Do you dream together?
One thing that my husband and I love to do is coach people in their marriages. It’s not that we think we have arrived, but we have learned a little something in our over 15 years of marriage. It is funny, I actually talked to someone the other day who told me they had been married for 35 years. I was amazed until he chuckled and confessed, “Well, it was to four different women, but I have still been married for 35 years!!” Let me say I have been married to the same man for 15 years! Ha!
I have noticed that one reason couples pull apart is that they do not have a common dream. Let me put it to you like this. Troy and I lie in bed at night and dream about the people that God is touching through Freedom House. We remember the days when we had just started and there were two people and no money—only a dream to see people touched. We talk about God’s faithfulness and how He has brought us through time and time again. We share a dream. We share a calling.
Troy has been traveling these last few weeks quite a bit, but it has been ok with me because I know he is furthering the cause of Christ. He has been speaking in Orlando, Atlanta, and the Blue Ridge Mountains. The kids and I are fine. Why? For me, ministry has never been the proverbial “other woman.” I have never resented Troy’s role in ministry because I stand along side him and dream with him. When he worked in the secular market his career was not the other woman either because I knew his heart and his plan was to be financially successful so our family would be taken care of so we could launch into ministry and be a blessing to others. I also know that my attitude about my husband’s commitment to ministry will be emulated by my kids. Sure, we all miss him, but I don’t want my kids to grow up resenting ministry.
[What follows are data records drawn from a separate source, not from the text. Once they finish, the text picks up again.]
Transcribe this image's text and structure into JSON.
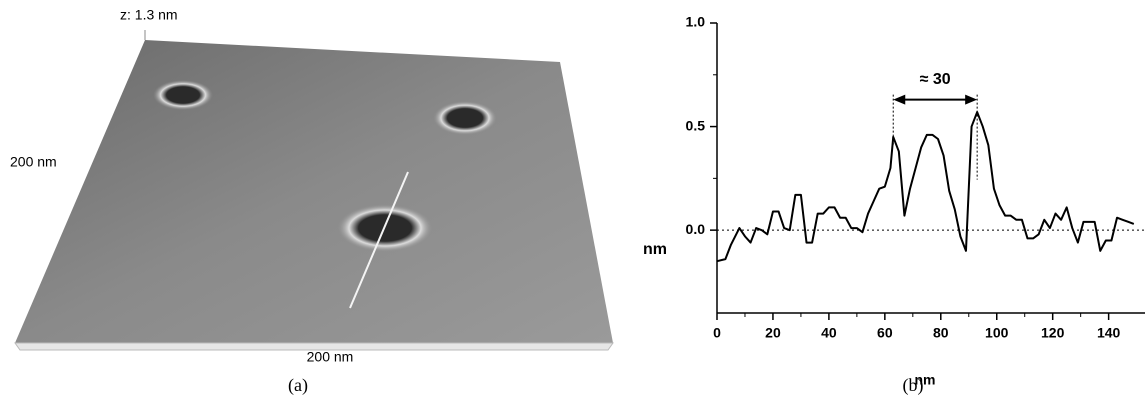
{
  "panel_a": {
    "z_label": "z: 1.3 nm",
    "y_label": "200 nm",
    "x_label": "200 nm",
    "caption": "(a)"
  },
  "chart_data": {
    "type": "line",
    "caption": "(b)",
    "xlabel": "nm",
    "ylabel": "nm",
    "xlim": [
      0,
      153
    ],
    "ylim": [
      -0.4,
      1.0
    ],
    "xticks": [
      0,
      20,
      40,
      60,
      80,
      100,
      120,
      140
    ],
    "yticks": [
      {
        "value": 0,
        "label": "0.0"
      },
      {
        "value": 0.5,
        "label": "0.5"
      },
      {
        "value": 1,
        "label": "1.0"
      }
    ],
    "baseline": 0,
    "annotation": {
      "text": "≈ 30",
      "x_start": 63,
      "x_end": 93,
      "y": 0.63
    },
    "series": [
      {
        "color": "#000000",
        "x": [
          0,
          3,
          5,
          8,
          10,
          12,
          14,
          16,
          18,
          20,
          22,
          24,
          26,
          28,
          30,
          32,
          34,
          36,
          38,
          40,
          42,
          44,
          46,
          48,
          50,
          52,
          54,
          56,
          58,
          60,
          62,
          63,
          65,
          67,
          69,
          71,
          73,
          75,
          77,
          79,
          81,
          83,
          85,
          87,
          89,
          91,
          93,
          95,
          97,
          99,
          101,
          103,
          105,
          107,
          109,
          111,
          113,
          115,
          117,
          119,
          121,
          123,
          125,
          127,
          129,
          131,
          133,
          135,
          137,
          139,
          141,
          143,
          145,
          147,
          149
        ],
        "values": [
          -0.15,
          -0.14,
          -0.07,
          0.01,
          -0.03,
          -0.06,
          0.01,
          0.0,
          -0.02,
          0.09,
          0.09,
          0.01,
          0.0,
          0.17,
          0.17,
          -0.06,
          -0.06,
          0.08,
          0.08,
          0.11,
          0.11,
          0.06,
          0.06,
          0.01,
          0.01,
          -0.01,
          0.08,
          0.14,
          0.2,
          0.21,
          0.3,
          0.45,
          0.38,
          0.07,
          0.2,
          0.3,
          0.4,
          0.46,
          0.46,
          0.44,
          0.36,
          0.19,
          0.1,
          -0.03,
          -0.1,
          0.5,
          0.57,
          0.5,
          0.41,
          0.2,
          0.12,
          0.07,
          0.07,
          0.05,
          0.05,
          -0.04,
          -0.04,
          -0.02,
          0.05,
          0.01,
          0.08,
          0.05,
          0.11,
          0.01,
          -0.06,
          0.04,
          0.04,
          0.04,
          -0.1,
          -0.05,
          -0.05,
          0.06,
          0.05,
          0.04,
          0.03
        ]
      }
    ]
  }
}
They understand, by my example, how to support their dad as he is helping others grow closer to Jesus.
In the days to come I hope to talk about each person’s Pain Threshold. This is our ability to handle situations on the emotional scale. Too often, instead of understanding this, we try to compete instead of complete. We are one flesh as the Bible says, and we aren’t on opposite teams. I know I cannot shoulder as much as Troy, and that is ok. His shoulders can bear much more than mine, but I have my own role. This is something my husband has taught me about and I look forward to sharing about it in a future blog in order to encourage those of you who are married about being able to serve God together no matter what you are called to do.
I’m not just taking about full-time ministry either.
My dentist (you can find him on my favorite places) also works with his wife. He told me that, since she started helping him, his practice has more than doubled—in one year. Her vision was just to help him be successful and she has succeeded. In whatever your calling is, in whatever that looks like for you, is your vision to help your husband succeed in what God has called you to? That is a powerful thing for a wife to strive for. Hey, that rings of Proverbs 31 doesn’t it? My dentist and his wife are a wonderful example of a husband and wife team. It makes me realize that ministry can happen anywhere, even in a dentist’s chair.
Go for it. Dream together, and dream big!